Vu la requête inscrite sous le numéro 19780 du rôle et déposée au greffe du tribunal administratif le 6 mai 2005 par Maître Nicky STOFFEL, avocat à la Cour, inscrite au tableau de l’Ordre des avocats à Luxembourg, au nom de Monsieur …, né le … (Etat de Serbie et Monténégro), et de son épouse, Madame …-…, née le … , agissant tant en leur nom personnel qu’en nom et pour compte de leurs enfants mineurs …, tous de nationalité serbo-

monténégrine, demeurant actuellement ensemble à L-…, tendant à la réformation et subsidiairement à l’annulation d’une décision du ministre des Affaires étrangères et de l’Immigration du 15 février 2005, confirmée sur recours gracieux par décision du 22 mars 2005, refusant de faire droit à leur demande en obtention d’une autorisation de séjour pour raisons humanitaires pour le Grand-Duché de Luxembourg ;

Vu le mémoire en réponse du délégué du Gouvernement déposé au greffe du tribunal administratif le 16 juin 2005 ;

Vu le mémoire en réplique, déposé au greffe du tribunal administratif le 7 juillet 2005 par Maître Nicky STOFFEL pour compte des consorts … ;

Vu les pièces versées en cause et notamment la décision critiquée ;

Ouï le juge-rapporteur en son rapport, en présence de Monsieur le délégué du Gouvernement Gilles ROTH qui s’est rapporté au mémoire écrit de la partie publique à l’audience publique du 26 septembre 2005.

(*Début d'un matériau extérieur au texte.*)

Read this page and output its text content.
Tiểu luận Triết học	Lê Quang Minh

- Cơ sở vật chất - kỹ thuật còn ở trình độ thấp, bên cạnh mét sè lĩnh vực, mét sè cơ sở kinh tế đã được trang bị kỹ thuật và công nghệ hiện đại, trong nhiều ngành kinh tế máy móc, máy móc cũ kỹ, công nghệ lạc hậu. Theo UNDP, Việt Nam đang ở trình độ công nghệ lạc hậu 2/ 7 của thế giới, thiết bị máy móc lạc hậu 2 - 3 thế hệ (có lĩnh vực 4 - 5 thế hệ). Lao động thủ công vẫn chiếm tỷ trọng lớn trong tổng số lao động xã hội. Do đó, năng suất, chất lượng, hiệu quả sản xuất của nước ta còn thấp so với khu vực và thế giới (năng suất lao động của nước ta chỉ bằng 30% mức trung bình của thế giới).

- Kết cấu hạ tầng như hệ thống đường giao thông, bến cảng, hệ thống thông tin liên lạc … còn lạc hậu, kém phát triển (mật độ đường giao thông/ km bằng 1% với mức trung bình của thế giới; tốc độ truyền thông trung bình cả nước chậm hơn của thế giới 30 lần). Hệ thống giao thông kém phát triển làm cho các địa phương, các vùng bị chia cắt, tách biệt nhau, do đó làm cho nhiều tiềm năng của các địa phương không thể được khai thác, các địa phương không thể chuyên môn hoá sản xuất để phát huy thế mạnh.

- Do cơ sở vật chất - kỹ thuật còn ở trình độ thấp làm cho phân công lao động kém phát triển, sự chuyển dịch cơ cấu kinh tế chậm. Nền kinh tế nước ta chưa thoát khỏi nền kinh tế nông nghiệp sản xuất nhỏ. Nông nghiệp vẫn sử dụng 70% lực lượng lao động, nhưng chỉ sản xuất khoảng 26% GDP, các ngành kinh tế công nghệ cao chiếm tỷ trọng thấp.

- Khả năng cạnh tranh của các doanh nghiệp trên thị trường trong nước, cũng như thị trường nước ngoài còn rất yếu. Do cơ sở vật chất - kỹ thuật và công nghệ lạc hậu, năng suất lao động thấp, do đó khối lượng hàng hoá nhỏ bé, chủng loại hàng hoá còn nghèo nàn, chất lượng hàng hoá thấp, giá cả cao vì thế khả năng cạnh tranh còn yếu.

Les époux … et …, accompagnés de leurs enfants mineurs … , introduisirent en date du 3 novembre 1998 une demande en reconnaissance du statut de réfugié au sens de la Convention de Genève du 28 juillet 1951 relative au statut des réfugiés, approuvée par une loi du 20 mai 1953, et du Protocole relatif au statut des réfugiés, fait à New York, le 31 janvier 1967, approuvé par règlement grand-ducal du 6 janvier 1971, demande qui fut rejetée comme non fondée par décision du ministre de la Justice du 11 juin 2001.

Leur demande en obtention du statut de réfugié politique fut définitivement rejetée par jugement du tribunal administratif du 27 février 2002, n° 14015 du rôle, confirmé par arrêt de la Cour administrative du 11 juin 2002, inscrit sous le numéro du rôle 14746C.

Par courrier de leur mandataire datant du 7 février 2005, les consorts … se sont adressés au ministre des Affaires étrangères et de l’Immigration pour solliciter l’octroi d’une autorisation de séjour pour raisons humanitaires en mettant en avant le fait que deux de leurs enfants fréquentaient respectivement la troisième et quatrième année de l’école primaire, que compte tenu de l’expérience professionnelle de Monsieur … en tant que serrurier et maçon il pourrait subvenir aux besoins de la famille, et qu’ayant appris à parler les langues officielles du pays, ils auraient réussi à s’intégrer au pays.

Par décision du 15 février 2005 le ministre refusa de faire droit à cette demande dans les termes suivants :

« Je suis cependant amené à constater que vos mandants ne disposent pas de moyens d’existence personnels suffisants conformément à l’article 2 de la loi modifiée du 28 mars 1972 concernant l’entrée et le séjour des étrangers.

Par ailleurs, je suis amené à constater que vos mandants ne font pas état de raisons humanitaires justifiant une autorisation de séjour au Luxembourg. » Le recours gracieux que les consorts … ont fait introduit par courrier datant du 14 mars 2005 à l’encontre de cette décision ministérielle du 15 février 2005 s’étant soldé par une décision confirmative du ministre datant du 22 mars 2005, ils ont fait introduire, par requête déposée en date du 6 mai 2005, un recours contentieux tendant principalement à la réformation et subsidiairement à l’annulation de la décision de refus ministérielle prévisée du 15 février 2005 telle que confirmée en date du 22 mars 2005.

Aucune disposition légale ne conférant compétence à la juridiction administrative pour statuer comme juge du fond en la présente matière, le tribunal est incompétent pour connaître de la demande principale en réformation.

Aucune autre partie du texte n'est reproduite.